Singh's firming image as an incompetent leader sinking in a sea of dishonest colleagues came into full focus with the anti-corruption campaign led by ascetic activist Anna Hazare demanding graft laws with teeth.

And the bloom has gone off Singh's economic achievements too. Inflation is running at about 10 per cent and in India, as in many parts of the world, there is mounting disenchantment at the widening gap between rich and poor.

One of the few bright spots in Singh's declining career is the gift of his opponents' folly.

The opposition Hindu nationalist Bharatiya Janata Party (BJP) is in disarray.

The man who wants to lead the BJP, Narendra Modi, the chief minister (premier) of Gujarat state is a tainted commodity as a national figure because of persistent suspicions he at least condoned the 2002 religious riots in which about 2,000 people, mostly Muslims, were killed by Hindu nationalists.

But with the next general election due in 2014 there is no expectation that Singh will lead Congress.

And as always happens within the Congress Party at times of uncertainty and anxiety, there is a rush to find an eligible member of the Gandhi family, the dynasty that has in one guise or another dominated the party since independence in 1947, to take up the baton.

The frisson of anxiety is more intense because of the illness of the queen bee of the clan and Congress Party leader, Sonia Gandhi.

She is the Italian-born widow of Rajiv Gandhi who was assassinated in 1991 while campaigning for election after having taken Congress leadership over from his mother Indira Gandhi when she too was assassinated in 1984.

There is little doubt that when the Congress-led alliance won the 2004 election Sonia Gandhi hoped to be prime minister.

But after days of seemingly endless processions of party elders trooping in and out of her villa, the verdict was that an Italian, however thoroughly Indianized, could not lead the country.

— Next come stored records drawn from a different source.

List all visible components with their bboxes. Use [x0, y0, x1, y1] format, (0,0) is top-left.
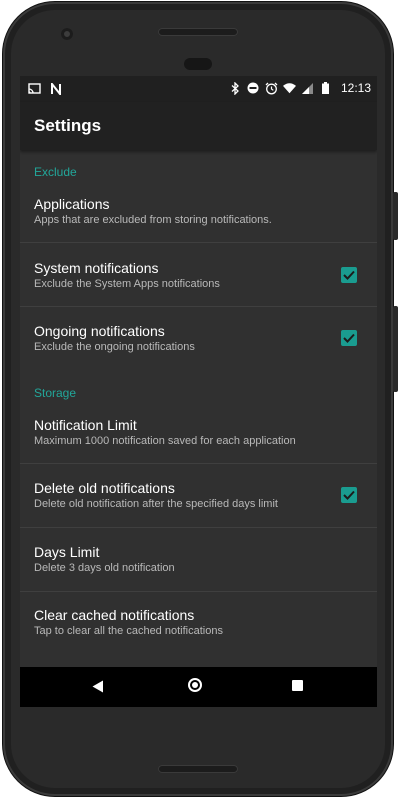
n-icon: [49, 82, 62, 95]
app-bar: Settings: [20, 102, 377, 150]
bluetooth-icon: [229, 81, 242, 95]
do-not-disturb-icon: [247, 82, 260, 95]
category-storage: Storage: [34, 386, 77, 400]
pref-title: Notification Limit: [34, 417, 137, 433]
pref-title: Applications: [34, 196, 110, 212]
pref-applications[interactable]: Applications Apps that are excluded from…: [20, 190, 377, 242]
category-exclude: Exclude: [34, 165, 77, 179]
pref-title: Delete old notifications: [34, 480, 175, 496]
page-title: Settings: [34, 116, 102, 135]
pref-summary: Delete 3 days old notification: [34, 562, 175, 574]
back-icon[interactable]: [92, 680, 104, 698]
pref-summary: Delete old notification after the specif…: [34, 498, 278, 510]
pref-title: Ongoing notifications: [34, 323, 165, 339]
home-icon[interactable]: [188, 678, 202, 692]
pref-delete-old-notifications[interactable]: Delete old notifications Delete old noti…: [20, 464, 377, 527]
screen: 12:13 Settings Exclude Applications Apps…: [20, 76, 377, 707]
pref-summary: Maximum 1000 notification saved for each…: [34, 435, 296, 447]
battery-icon: [319, 82, 332, 95]
bottom-speaker: [158, 765, 238, 773]
volume-button: [393, 306, 398, 392]
ongoing-notifications-checkbox[interactable]: [341, 330, 357, 346]
delete-old-notifications-checkbox[interactable]: [341, 487, 357, 503]
recents-icon[interactable]: [292, 680, 303, 691]
pref-summary: Exclude the ongoing notifications: [34, 341, 195, 353]
pref-ongoing-notifications[interactable]: Ongoing notifications Exclude the ongoin…: [20, 307, 377, 370]
pref-summary: Tap to clear all the cached notification…: [34, 625, 223, 637]
pref-title: Days Limit: [34, 544, 100, 560]
pref-title: Clear cached notifications: [34, 607, 195, 623]
navigation-bar: [20, 667, 377, 707]
front-camera: [61, 28, 73, 40]
power-button: [393, 192, 398, 240]
wifi-icon: [282, 82, 296, 95]
pref-title: System notifications: [34, 260, 159, 276]
pref-clear-cached-notifications[interactable]: Clear cached notifications Tap to clear …: [20, 592, 377, 655]
pref-notification-limit[interactable]: Notification Limit Maximum 1000 notifica…: [20, 411, 377, 463]
status-bar: 12:13: [20, 76, 377, 102]
system-notifications-checkbox[interactable]: [341, 267, 357, 283]
pref-system-notifications[interactable]: System notifications Exclude the System …: [20, 243, 377, 306]
pref-days-limit[interactable]: Days Limit Delete 3 days old notificatio…: [20, 528, 377, 591]
signal-icon: [301, 82, 314, 95]
proximity-sensor: [184, 58, 212, 70]
alarm-icon: [265, 82, 278, 95]
settings-list: Exclude Applications Apps that are exclu…: [20, 150, 377, 667]
cast-icon: [28, 82, 41, 95]
status-clock: 12:13: [340, 81, 371, 95]
pref-summary: Apps that are excluded from storing noti…: [34, 214, 272, 226]
pref-summary: Exclude the System Apps notifications: [34, 278, 220, 290]
earpiece-speaker: [158, 28, 238, 36]
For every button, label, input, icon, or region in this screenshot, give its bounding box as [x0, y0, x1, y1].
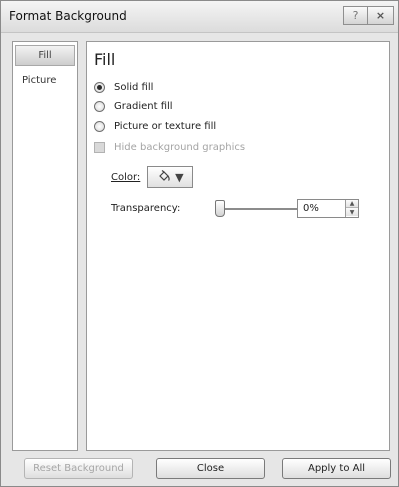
solid-fill-option[interactable]: Solid fill — [94, 82, 153, 93]
fill-settings-panel: Fill Solid fill Gradient fill Picture or… — [86, 41, 390, 451]
picture-texture-fill-label: Picture or texture fill — [114, 121, 217, 132]
reset-background-label: Reset Background — [33, 463, 124, 474]
apply-to-all-button[interactable]: Apply to All — [282, 458, 391, 479]
chevron-down-icon: ▼ — [175, 170, 184, 184]
transparency-spinner[interactable]: 0% ▲ ▼ — [297, 199, 359, 218]
sidebar-item-fill[interactable]: Fill — [15, 45, 75, 66]
reset-background-button[interactable]: Reset Background — [24, 458, 133, 479]
title-bar-buttons: ? × — [343, 6, 394, 25]
close-window-button[interactable]: × — [367, 6, 394, 25]
picture-texture-fill-option[interactable]: Picture or texture fill — [94, 121, 216, 132]
help-button[interactable]: ? — [343, 6, 368, 25]
spinner-up-icon[interactable]: ▲ — [346, 200, 358, 208]
close-button[interactable]: Close — [156, 458, 265, 479]
transparency-value: 0% — [303, 203, 319, 214]
dialog-title: Format Background — [9, 9, 127, 23]
transparency-slider-handle[interactable] — [215, 200, 225, 217]
color-row: Color: ▼ — [111, 166, 194, 188]
hide-background-graphics-label: Hide background graphics — [114, 142, 246, 153]
gradient-fill-label: Gradient fill — [114, 101, 173, 112]
picture-texture-fill-radio[interactable] — [94, 121, 105, 132]
format-background-dialog: Format Background ? × Fill Picture Fill … — [0, 0, 399, 487]
hide-background-graphics-option[interactable]: Hide background graphics — [94, 142, 245, 153]
solid-fill-label: Solid fill — [114, 82, 154, 93]
apply-to-all-label: Apply to All — [307, 463, 366, 474]
close-label: Close — [196, 463, 225, 474]
gradient-fill-radio[interactable] — [94, 101, 105, 112]
panel-title: Fill — [94, 50, 116, 69]
hide-background-graphics-checkbox[interactable] — [94, 142, 105, 153]
solid-fill-radio[interactable] — [94, 82, 105, 93]
sidebar-item-picture[interactable]: Picture — [15, 70, 75, 91]
color-label: Color: — [111, 171, 141, 183]
transparency-label: Transparency: — [111, 203, 181, 214]
help-icon: ? — [352, 9, 359, 22]
sidebar-item-label: Picture — [22, 75, 57, 86]
close-icon: × — [375, 9, 386, 22]
spinner-buttons: ▲ ▼ — [345, 200, 358, 217]
paint-bucket-icon — [159, 170, 170, 181]
gradient-fill-option[interactable]: Gradient fill — [94, 101, 173, 112]
transparency-row: Transparency: 0% ▲ ▼ — [111, 199, 381, 219]
color-picker-button[interactable]: ▼ — [147, 166, 194, 188]
title-bar[interactable]: Format Background ? × — [1, 1, 398, 33]
spinner-down-icon[interactable]: ▼ — [346, 208, 358, 216]
category-list: Fill Picture — [12, 41, 78, 451]
sidebar-item-label: Fill — [38, 50, 52, 61]
transparency-slider-track[interactable] — [221, 208, 303, 210]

Sonia selected Singh to be prime minister, and there has been a good deal of gossip that he has been, in effect, Sonia's proxy whom she manipulates from behind the scenes.

With Singh and perhaps Sonia now fading from the scene, critical scrutiny has turned on her son Rahul Gandhi, 41-year-old product of both Harvard and Cambridge universities.

Despite intense grooming, however, there are questions whether Rahul is made of the right stuff to lead the Congress Party. He appears to lack political anchor or the ability to manage the huge opportunities that have been served up to him.

The latest silver spoon proffered to Rahul is the running of Congress guided by three stalwart party grandees while his mother is being treated for her illness.

It is undoubtedly a tough task for him to manage the party with issues like corruption, inflation and a contentious land acquisition bill bubbling in parliament.

The deciding factor on Rahul's future, however, will probably be how well Congress does in elections next year in India's most populous state, Uttar Pradesh.

If he fails that test, then eyes will turn to his sister Priyanka Vadra. Most of the smart money wagered on the political future of the Gandhi family has been on her for some years anyway, but she has always been adamant it is not a crown she wants to wear.